Gov. Jared Polis this week announced he would start easing restrictions aimed at slowing the spread of the coronavirus by allowing some businesses to start reopening in phases.
But the initial messaging from state officials did not have clear guidelines, which has created confusion about which businesses can and cannot open, and what health and safety precautions owners must follow.
Brian Devine, environmental health director for SJBPH, said business owners need to make sure they are in compliance.
“There has been a lot of confusion,” Devine said. “So we’re trying to share information as widely as possible.”
The health department has contacted local business groups and individual store owners, as well as communicated through social media and other channels to spread the word about the changes coming Monday.
But still, it’s likely some business owners who should not open, will open, Devine said. And in those cases, the health department or law enforcement will do its best to contact owners to get them into compliance.

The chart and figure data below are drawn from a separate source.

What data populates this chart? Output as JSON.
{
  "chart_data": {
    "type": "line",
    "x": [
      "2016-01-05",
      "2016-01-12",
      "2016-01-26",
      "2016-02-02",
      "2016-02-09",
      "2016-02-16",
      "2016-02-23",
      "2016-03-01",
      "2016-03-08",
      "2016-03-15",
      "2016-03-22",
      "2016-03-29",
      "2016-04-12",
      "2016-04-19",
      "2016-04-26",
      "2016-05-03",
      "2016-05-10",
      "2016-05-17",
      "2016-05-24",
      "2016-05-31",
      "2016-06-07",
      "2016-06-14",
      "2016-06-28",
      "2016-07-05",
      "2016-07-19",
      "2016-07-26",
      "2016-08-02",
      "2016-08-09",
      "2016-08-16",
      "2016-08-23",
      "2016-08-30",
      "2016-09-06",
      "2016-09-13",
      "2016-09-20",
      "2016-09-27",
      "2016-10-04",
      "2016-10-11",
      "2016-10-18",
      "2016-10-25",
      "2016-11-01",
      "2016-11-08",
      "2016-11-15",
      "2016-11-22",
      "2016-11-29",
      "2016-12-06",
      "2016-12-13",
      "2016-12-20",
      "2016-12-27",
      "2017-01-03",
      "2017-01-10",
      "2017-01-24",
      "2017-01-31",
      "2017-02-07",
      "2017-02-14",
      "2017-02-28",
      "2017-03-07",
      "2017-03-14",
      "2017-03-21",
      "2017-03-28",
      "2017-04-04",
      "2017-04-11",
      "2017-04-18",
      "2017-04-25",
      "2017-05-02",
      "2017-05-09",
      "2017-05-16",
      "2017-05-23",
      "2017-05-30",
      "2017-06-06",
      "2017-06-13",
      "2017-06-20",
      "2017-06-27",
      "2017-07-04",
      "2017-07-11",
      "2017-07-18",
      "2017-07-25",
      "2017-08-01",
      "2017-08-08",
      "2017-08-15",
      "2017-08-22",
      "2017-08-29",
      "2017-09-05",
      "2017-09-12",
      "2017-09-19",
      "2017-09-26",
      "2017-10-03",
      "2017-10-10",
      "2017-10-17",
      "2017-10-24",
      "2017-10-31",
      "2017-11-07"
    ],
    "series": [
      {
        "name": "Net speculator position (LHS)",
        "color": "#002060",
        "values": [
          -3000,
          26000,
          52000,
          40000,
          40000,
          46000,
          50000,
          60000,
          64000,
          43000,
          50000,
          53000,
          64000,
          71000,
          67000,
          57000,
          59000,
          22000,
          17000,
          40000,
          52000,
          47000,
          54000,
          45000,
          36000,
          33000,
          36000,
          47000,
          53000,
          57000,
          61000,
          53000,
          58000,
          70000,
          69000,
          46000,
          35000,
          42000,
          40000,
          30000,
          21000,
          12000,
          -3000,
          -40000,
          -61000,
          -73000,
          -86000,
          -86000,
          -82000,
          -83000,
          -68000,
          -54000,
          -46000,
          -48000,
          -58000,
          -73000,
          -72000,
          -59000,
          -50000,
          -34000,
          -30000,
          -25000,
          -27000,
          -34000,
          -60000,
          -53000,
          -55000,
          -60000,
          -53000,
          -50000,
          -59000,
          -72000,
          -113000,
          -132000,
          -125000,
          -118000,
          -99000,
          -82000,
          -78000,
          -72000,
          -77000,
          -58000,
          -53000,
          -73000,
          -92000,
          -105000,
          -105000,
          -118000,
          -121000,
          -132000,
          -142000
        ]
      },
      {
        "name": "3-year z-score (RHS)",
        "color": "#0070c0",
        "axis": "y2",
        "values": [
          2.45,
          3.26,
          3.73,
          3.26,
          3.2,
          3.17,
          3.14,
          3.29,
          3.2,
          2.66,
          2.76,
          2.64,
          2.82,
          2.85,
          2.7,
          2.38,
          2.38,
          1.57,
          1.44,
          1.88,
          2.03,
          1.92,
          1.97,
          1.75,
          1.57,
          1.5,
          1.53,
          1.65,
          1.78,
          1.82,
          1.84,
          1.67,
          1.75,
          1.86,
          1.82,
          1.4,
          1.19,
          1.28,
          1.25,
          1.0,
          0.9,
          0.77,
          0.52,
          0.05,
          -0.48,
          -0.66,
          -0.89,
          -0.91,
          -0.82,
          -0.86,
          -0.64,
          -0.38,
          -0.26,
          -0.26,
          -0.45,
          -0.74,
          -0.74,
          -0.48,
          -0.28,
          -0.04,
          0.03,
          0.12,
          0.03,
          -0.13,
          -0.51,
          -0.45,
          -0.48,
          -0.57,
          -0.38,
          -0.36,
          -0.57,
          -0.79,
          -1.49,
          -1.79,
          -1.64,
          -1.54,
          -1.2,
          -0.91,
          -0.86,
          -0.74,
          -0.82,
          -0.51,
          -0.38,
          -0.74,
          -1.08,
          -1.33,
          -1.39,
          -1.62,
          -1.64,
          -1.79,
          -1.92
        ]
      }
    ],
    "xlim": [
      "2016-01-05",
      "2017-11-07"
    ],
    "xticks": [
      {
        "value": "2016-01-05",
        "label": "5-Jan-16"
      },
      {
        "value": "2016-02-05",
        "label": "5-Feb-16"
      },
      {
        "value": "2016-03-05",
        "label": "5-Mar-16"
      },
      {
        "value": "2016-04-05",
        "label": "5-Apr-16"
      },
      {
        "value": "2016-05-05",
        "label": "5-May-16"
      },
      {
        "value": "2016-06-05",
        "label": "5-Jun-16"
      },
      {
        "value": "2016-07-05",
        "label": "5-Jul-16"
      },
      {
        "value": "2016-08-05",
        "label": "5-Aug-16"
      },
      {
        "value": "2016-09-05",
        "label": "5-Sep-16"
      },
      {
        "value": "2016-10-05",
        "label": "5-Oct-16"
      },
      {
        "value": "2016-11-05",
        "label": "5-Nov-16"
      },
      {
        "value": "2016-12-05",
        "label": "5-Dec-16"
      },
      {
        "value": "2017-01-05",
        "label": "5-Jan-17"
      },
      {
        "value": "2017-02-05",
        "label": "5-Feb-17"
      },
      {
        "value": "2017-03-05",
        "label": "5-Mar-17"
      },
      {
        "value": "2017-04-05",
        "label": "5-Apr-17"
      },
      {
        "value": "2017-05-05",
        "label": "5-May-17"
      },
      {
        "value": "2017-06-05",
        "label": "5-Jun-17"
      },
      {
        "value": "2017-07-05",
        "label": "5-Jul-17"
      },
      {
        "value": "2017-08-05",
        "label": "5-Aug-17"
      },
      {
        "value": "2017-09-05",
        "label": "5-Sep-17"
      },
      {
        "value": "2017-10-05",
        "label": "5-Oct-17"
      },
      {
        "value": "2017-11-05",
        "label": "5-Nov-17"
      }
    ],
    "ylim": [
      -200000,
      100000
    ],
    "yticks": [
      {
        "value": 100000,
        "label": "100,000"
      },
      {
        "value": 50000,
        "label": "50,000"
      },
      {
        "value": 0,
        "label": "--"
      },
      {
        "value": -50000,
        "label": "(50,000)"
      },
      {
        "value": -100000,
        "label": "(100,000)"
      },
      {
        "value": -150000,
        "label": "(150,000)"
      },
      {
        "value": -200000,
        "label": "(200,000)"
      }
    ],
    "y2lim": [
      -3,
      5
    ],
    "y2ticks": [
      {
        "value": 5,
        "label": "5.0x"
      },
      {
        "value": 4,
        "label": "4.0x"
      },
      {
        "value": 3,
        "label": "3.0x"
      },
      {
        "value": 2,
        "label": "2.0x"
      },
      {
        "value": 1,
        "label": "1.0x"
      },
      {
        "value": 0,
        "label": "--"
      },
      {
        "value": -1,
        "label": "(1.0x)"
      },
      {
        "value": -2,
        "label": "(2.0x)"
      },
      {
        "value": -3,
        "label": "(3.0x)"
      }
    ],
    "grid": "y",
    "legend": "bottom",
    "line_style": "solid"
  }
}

“We know people want to provide safe conditions and it’s not deliberate,” Devine said of businesses reopening that are not allowed. “So whether it’s law enforcement or us, they will receive that education on how to comply.”
As was the case during the shutdown, business owners will first be given a warning and the chance to comply. If stores violate the public health order a second time, a citation could be written.
Polis, during a news conference Friday, acknowledged the state’s orders have been on short notice.
He said the only changes in the state’s orders for Monday is that retail businesses can offer curbside pickup and real estate agencies can hold limited showings.
Also Monday, the state will provide detailed guidelines about how businesses can open more fully on two targeted dates: May 1 and May 4. Polis also acknowledge that local jurisdictions have the authority to set their own time frames and restrictions. SJBPH has so far sidestepped using its authority to issue restrictions beyond what the state has done.
“I recognize there are different situations on the ground across the state,” Polis said. “Some may want to go slower, some may want to go faster (with reopening).”